JONES: Well, these are potentially big problems for small companies. How much of Hybritech’s strategic planning involved these kinds of contingencies?

RESPESS: Well, we talked a lot about it within the management group. I think, well, once the so- called TANDEM patent issued, we deliberated a lot about how we would like to deal with that patent. Should we keep it all to ourselves, and use it maybe a s a business tool in some niche areas to exclusively license some people, let’s say, or work with a partner, or should we make the technology available generally, and therefore avoid, maybe avoid, the necessity of having to litigate? And we ultimately decided that we would make the TANDEM patent available to anyone who was willing to pay a certain amount for it. We actually wrote letters to companies, and so forth, and with one or two exceptions, as I recall, there were no takers for that license. DuPont was the major exception, and we did a somewhat, we did something of a deal with American Dade, which I think was a division of, not American, American something or other.

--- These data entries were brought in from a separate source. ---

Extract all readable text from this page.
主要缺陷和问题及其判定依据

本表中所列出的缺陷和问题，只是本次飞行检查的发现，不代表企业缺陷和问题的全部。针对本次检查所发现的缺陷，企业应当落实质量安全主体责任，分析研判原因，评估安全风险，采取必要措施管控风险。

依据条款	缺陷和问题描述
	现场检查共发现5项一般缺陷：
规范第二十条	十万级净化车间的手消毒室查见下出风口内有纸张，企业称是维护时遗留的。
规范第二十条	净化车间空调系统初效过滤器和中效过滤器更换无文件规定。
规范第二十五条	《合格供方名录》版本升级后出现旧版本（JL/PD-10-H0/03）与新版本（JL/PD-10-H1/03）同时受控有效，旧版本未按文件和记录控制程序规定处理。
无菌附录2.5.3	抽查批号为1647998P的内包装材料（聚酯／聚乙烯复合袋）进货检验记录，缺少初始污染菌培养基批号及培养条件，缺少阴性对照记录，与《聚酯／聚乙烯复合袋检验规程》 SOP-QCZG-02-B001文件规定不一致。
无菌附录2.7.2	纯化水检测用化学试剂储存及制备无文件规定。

And American Dade developed monoclonal antibody based products on a special format. We offered licenses to people like Abbott Laboratories and others, and they didn’t take the license, so, sooner or later, you have to make a decision on whether you’re going to allow people to infringe your patent if you have one, or put it at risk and sue them, and the most advanced company, and the one who portrayed itself as being a Hybritech-like company, was Monoclonal Antibodies, Inc., and so, we felt we had no choice once the decision was made that we had to enforce the patent, to go after Monoclonal Antibodies, Inc.

JONES: Who was principally involved in these deliberations? You, David Hale, Ted Greene?

RESPESS: And the board. It was discussed by the board.

JONES: This was ‘84, ‘85, it was getting close to...

RESPESS: I think it was ‘84. I came to Hybritech in ‘83, so it couldn’t have been in ‘83, it had to be ‘84 or ‘85, and then Hybritech was acquired in ‘86 as I recall so, it had to be around ‘84, when we sued Monoclonal Antibodies, Inc., I believe.

JONES: So, the Lilly deal gets signed, and then what happens? What happens to you?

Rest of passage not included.